Unique challenges of collecting genomic data during the pandemic
Every new positive case of COVID-19 provides another valuable data point for genomic studies. But if the pandemic wanes significantly, it is possible some studies may never be completed. “In some ways we’re playing a weird game, because the best scenario would be if we can’t get enough data because there weren’t enough cases,” says Tung.
For now, the rapidly moving nature of the pandemic, and the infection itself, poses unique challenges. For their study, Chung’s and her colleagues have already identified thousands of positive cases, which they are consenting remotely. Several times, coordinators have called potential study subjects after they’ve been discharged, only to find out they’ve died.
Chung, who pivoted her own work on rare diseases to contribute to COVID-19 research, says she feels a tremendous sense of urgency. “We think about what we can learn in two weeks, not what we can learn in two years,” says Chung. “Literally, my teams are working seven days a week, 16 hours a day.”
The same issue that has hampered efforts to stem the spread of the coronavirus—the lack of widespread testing—is also complicating research to understand its biology.

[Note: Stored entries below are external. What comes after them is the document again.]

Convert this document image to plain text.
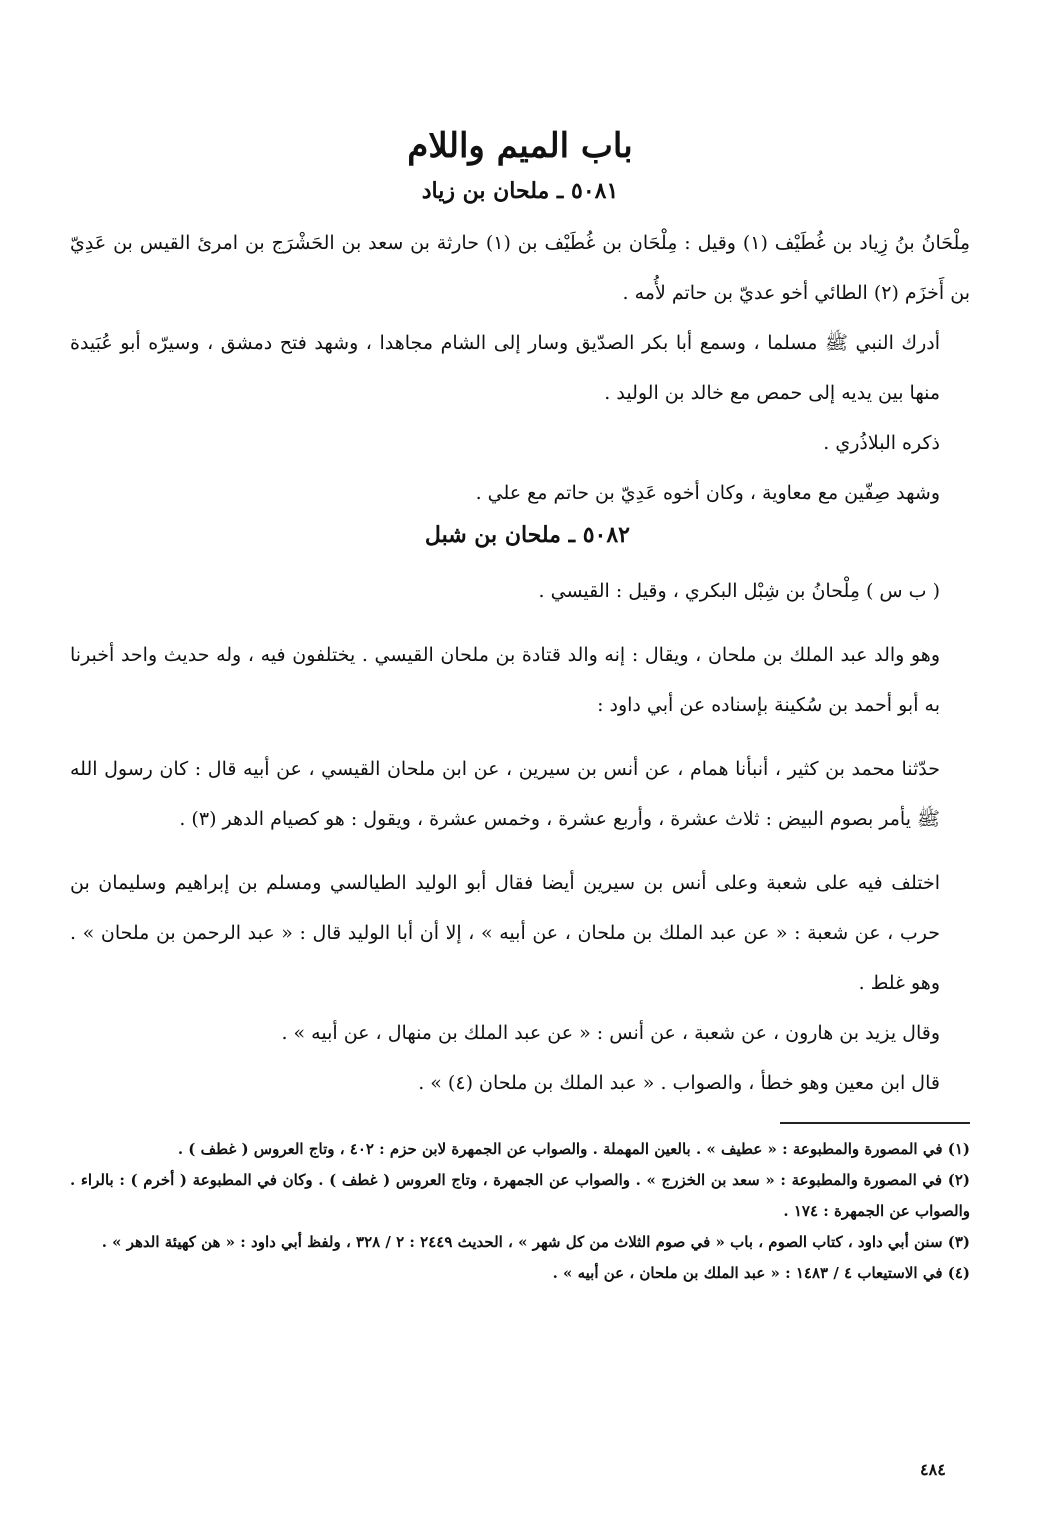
باب الميم واللام
٥٠٨١ ـ ملحان بن زياد

مِلْحَانُ بنُ زِياد بن غُطَيْف (١) وقيل : مِلْحَان بن غُطَيْف بن (١) حارثة بن سعد بن الحَشْرَج بن امرئ القيس بن عَدِيّ بن أَخزَم (٢) الطائي أخو عديّ بن حاتم لأُمه .

أدرك النبي ﷺ مسلما ، وسمع أبا بكر الصدّيق وسار إلى الشام مجاهدا ، وشهد فتح دمشق ، وسيرّه أبو عُبَيدة منها بين يديه إلى حمص مع خالد بن الوليد .

ذكره البلاذُري .

وشهد صِفّين مع معاوية ، وكان أخوه عَدِيّ بن حاتم مع علي .

٥٠٨٢ ـ ملحان بن شبل

( ب س ) مِلْحانُ بن شِبْل البكري ، وقيل : القيسي .

وهو والد عبد الملك بن ملحان ، ويقال : إنه والد قتادة بن ملحان القيسي . يختلفون فيه ، وله حديث واحد أخبرنا به أبو أحمد بن سُكينة بإسناده عن أبي داود :

حدّثنا محمد بن كثير ، أنبأنا همام ، عن أنس بن سيرين ، عن ابن ملحان القيسي ، عن أبيه قال : كان رسول الله ﷺ يأمر بصوم البيض : ثلاث عشرة ، وأربع عشرة ، وخمس عشرة ، ويقول : هو كصيام الدهر (٣) .

اختلف فيه على شعبة وعلى أنس بن سيرين أيضا فقال أبو الوليد الطيالسي ومسلم بن إبراهيم وسليمان بن حرب ، عن شعبة : « عن عبد الملك بن ملحان ، عن أبيه » ، إلا أن أبا الوليد قال : « عبد الرحمن بن ملحان » . وهو غلط .

وقال يزيد بن هارون ، عن شعبة ، عن أنس : « عن عبد الملك بن منهال ، عن أبيه » .

قال ابن معين وهو خطأ ، والصواب . « عبد الملك بن ملحان (٤) » .

(١) في المصورة والمطبوعة : « عطيف » . بالعين المهملة . والصواب عن الجمهرة لابن حزم : ٤٠٢ ، وتاج العروس ( غطف ) .

(٢) في المصورة والمطبوعة : « سعد بن الخزرج » . والصواب عن الجمهرة ، وتاج العروس ( غطف ) . وكان في المطبوعة ( أخرم ) : بالراء . والصواب عن الجمهرة : ١٧٤ .

(٣) سنن أبي داود ، كتاب الصوم ، باب « في صوم الثلاث من كل شهر » ، الحديث ٢٤٤٩ : ٢ / ٣٢٨ ، ولفظ أبي داود : « هن كهيئة الدهر » .

(٤) في الاستيعاب ٤ / ١٤٨٣ : « عبد الملك بن ملحان ، عن أبيه » .

٤٨٤
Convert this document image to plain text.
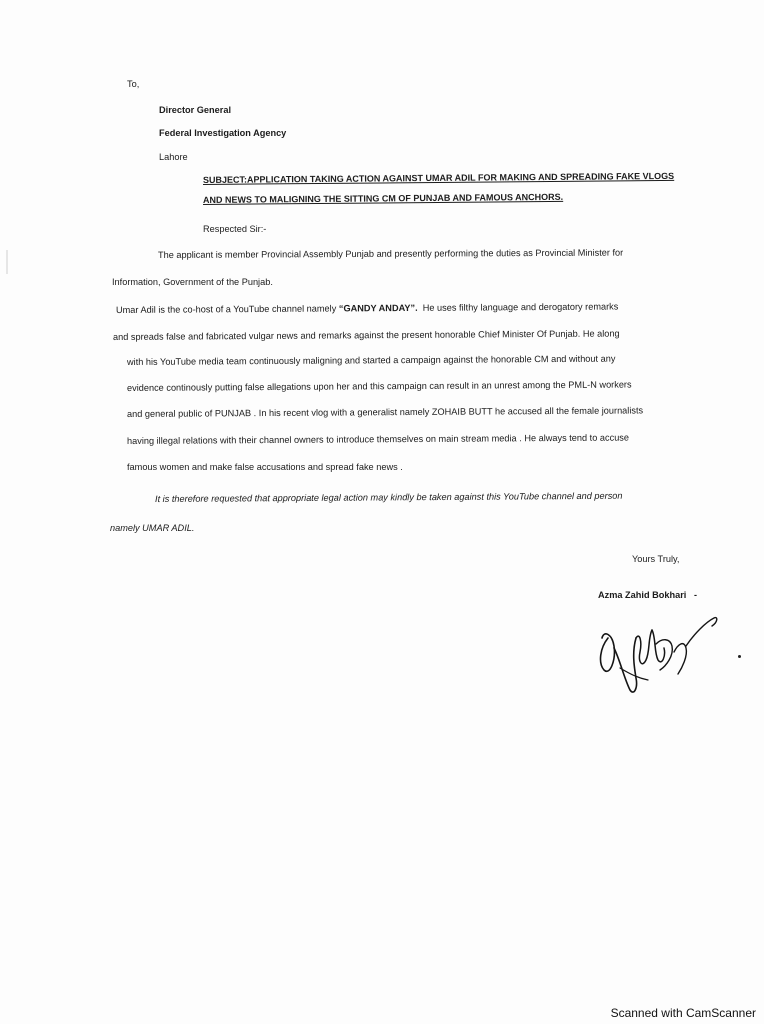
To,
Director General
Federal Investigation Agency
Lahore
SUBJECT:APPLICATION TAKING ACTION AGAINST UMAR ADIL FOR MAKING AND SPREADING FAKE VLOGS
AND NEWS TO MALIGNING THE SITTING CM OF PUNJAB AND FAMOUS ANCHORS.
Respected Sir:-
The applicant is member Provincial Assembly Punjab and presently performing the duties as Provincial Minister for
Information, Government of the Punjab.
Umar Adil is the co-host of a YouTube channel namely “GANDY ANDAY”.  He uses filthy language and derogatory remarks
and spreads false and fabricated vulgar news and remarks against the present honorable Chief Minister Of Punjab. He along
with his YouTube media team continuously maligning and started a campaign against the honorable CM and without any
evidence continously putting false allegations upon her and this campaign can result in an unrest among the PML-N workers
and general public of PUNJAB . In his recent vlog with a generalist namely ZOHAIB BUTT he accused all the female journalists
having illegal relations with their channel owners to introduce themselves on main stream media . He always tend to accuse
famous women and make false accusations and spread fake news .
It is therefore requested that appropriate legal action may kindly be taken against this YouTube channel and person
namely UMAR ADIL.
Yours Truly,
Azma Zahid Bokhari -
Scanned with CamScanner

For instance, just this week, New York City added more than 3,700 people to its death toll who were presumed to have died of the coronavirus but had never tested positive. “If we don’t have widespread testing, then I can’t rely on that to tell me that someone was positive or not,” says Duggal.
If scientists are successful in identifying genes that presage the infection’s most devastating effects, they could more effectively triage the patients who need medical attention. If they get lucky, they might even uncover genes that make some people resistant, granting them the return to normalcy that so many people crave. So far, there’s no evidence for this.
“I’m not convinced this is going to be the last one of these infectious disease crises,” Chung says. “I think what we’re trying to do is learn what we can for this one condition . . . and gain a better understanding of the immune response and generally how we fight infections.”